Lie bracket of ideals is ideal

Question

I am asked to prove that given two ideals $I,J\subset \mathfrak{g}$ in a Lie algebra, then the set $$ [I,J]=\{[x,y]:x\in I,y\in J\} $$ is another ideal of $\mathfrak{g}$. It is somewhat easy to see that due to the Jacobi identity, for any $a\in \mathfrak{a},x\in I,y\in J$: $$ [a,[x,y]] = -[x,[y,a]]-[y,[a,x]], $$ so now I have only to check that $[I,J]$ is closed under sums (since each term in RHS is in $[I,J]$).

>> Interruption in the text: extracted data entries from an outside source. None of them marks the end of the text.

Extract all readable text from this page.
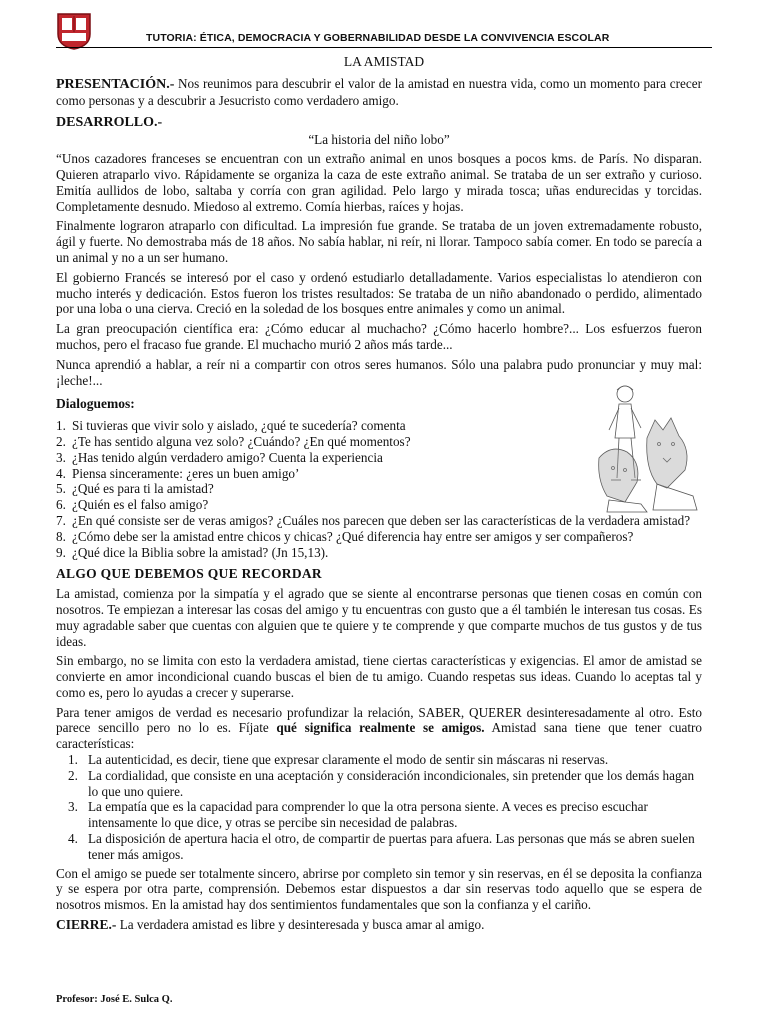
TUTORIA: ÉTICA, DEMOCRACIA Y GOBERNABILIDAD DESDE LA CONVIVENCIA ESCOLAR
LA AMISTAD

PRESENTACIÓN.- Nos reunimos para descubrir el valor de la amistad en nuestra vida, como un momento para crecer como personas y a descubrir a Jesucristo como verdadero amigo.

DESARROLLO.-
“La historia del niño lobo”

“Unos cazadores franceses se encuentran con un extraño animal en unos bosques a pocos kms. de París. No disparan. Quieren atraparlo vivo. Rápidamente se organiza la caza de este extraño animal. Se trataba de un ser extraño y curioso. Emitía aullidos de lobo, saltaba y corría con gran agilidad. Pelo largo y mirada tosca; uñas endurecidas y torcidas. Completamente desnudo. Miedoso al extremo. Comía hierbas, raíces y hojas.

Finalmente lograron atraparlo con dificultad. La impresión fue grande. Se trataba de un joven extremadamente robusto, ágil y fuerte. No demostraba más de 18 años. No sabía hablar, ni reír, ni llorar. Tampoco sabía comer. En todo se parecía a un animal y no a un ser humano.

El gobierno Francés se interesó por el caso y ordenó estudiarlo detalladamente. Varios especialistas lo atendieron con mucho interés y dedicación. Estos fueron los tristes resultados: Se trataba de un niño abandonado o perdido, alimentado por una loba o una cierva. Creció en la soledad de los bosques entre animales y como un animal.

La gran preocupación científica era: ¿Cómo educar al muchacho? ¿Cómo hacerlo hombre?... Los esfuerzos fueron muchos, pero el fracaso fue grande. El muchacho murió 2 años más tarde...

Nunca aprendió a hablar, a reír ni a compartir con otros seres humanos. Sólo una palabra pudo pronunciar y muy mal: ¡leche!...

Dialoguemos:
1. Si tuvieras que vivir solo y aislado, ¿qué te sucedería? comenta
2. ¿Te has sentido alguna vez solo? ¿Cuándo? ¿En qué momentos?
3. ¿Has tenido algún verdadero amigo? Cuenta la experiencia
4. Piensa sinceramente: ¿eres un buen amigo’
5. ¿Qué es para ti la amistad?
6. ¿Quién es el falso amigo?
7. ¿En qué consiste ser de veras amigos? ¿Cuáles nos parecen que deben ser las características de la verdadera amistad?
8. ¿Cómo debe ser la amistad entre chicos y chicas? ¿Qué diferencia hay entre ser amigos y ser compañeros?
9. ¿Qué dice la Biblia sobre la amistad? (Jn 15,13).
ALGO QUE DEBEMOS QUE RECORDAR

La amistad, comienza por la simpatía y el agrado que se siente al encontrarse personas que tienen cosas en común con nosotros. Te empiezan a interesar las cosas del amigo y tu encuentras con gusto que a él también le interesan tus cosas. Es muy agradable saber que cuentas con alguien que te quiere y te comprende y que comparte muchos de tus gustos y de tus ideas.

Sin embargo, no se limita con esto la verdadera amistad, tiene ciertas características y exigencias. El amor de amistad se convierte en amor incondicional cuando buscas el bien de tu amigo. Cuando respetas sus ideas. Cuando lo aceptas tal y como es, pero lo ayudas a crecer y superarse.

Para tener amigos de verdad es necesario profundizar la relación, SABER, QUERER desinteresadamente al otro. Esto parece sencillo pero no lo es. Fíjate qué significa realmente se amigos. Amistad sana tiene que tener cuatro características:

1. La autenticidad, es decir, tiene que expresar claramente el modo de sentir sin máscaras ni reservas.
2. La cordialidad, que consiste en una aceptación y consideración incondicionales, sin pretender que los demás hagan lo que uno quiere.
3. La empatía que es la capacidad para comprender lo que la otra persona siente. A veces es preciso escuchar intensamente lo que dice, y otras se percibe sin necesidad de palabras.
4. La disposición de apertura hacia el otro, de compartir de puertas para afuera. Las personas que más se abren suelen tener más amigos.

Con el amigo se puede ser totalmente sincero, abrirse por completo sin temor y sin reservas, en él se deposita la confianza y se espera por otra parte, comprensión. Debemos estar dispuestos a dar sin reservas todo aquello que se espera de nosotros mismos. En la amistad hay dos sentimientos fundamentales que son la confianza y el cariño.

CIERRE.- La verdadera amistad es libre y desinteresada y busca amar al amigo.

Profesor: José E. Sulca Q.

I searched for previous posts and I don't even think this is true (see this answer): I think there's a typo in my book and that $[I,J]$ should be defined as the linear space spanned by all possible $[x,y]$ where $x\in I, y\in J$.

Can anyone either confirm that the definition is wrong or either give a proof that shows $ [x,y]+[a,b] \in \{[a',b']:a'\in I, b'\in J\} $ for $x,a\in I, y,b\in J$?

Answer 1

It is correct that $I$,$J$ and $[I,J]$ are assumed to be subspaces of the vector space $\mathfrak{g}$. So the definition of $[I,J]$ is, it is the subspace generated by all brackets $[a,b]$ with $a\in I$ and $b\in J$.

There are counterexamples for your definition, e.g., for $I=J=\mathfrak{g}$, i.e., a Lie algebra where the commutator subalgebra $[\mathfrak{g},\mathfrak{g}]$ does not consist only of commutators $[a,b]$.

When is the set of commutators of a Lie Algebra not equal to its derived Lie Algebra?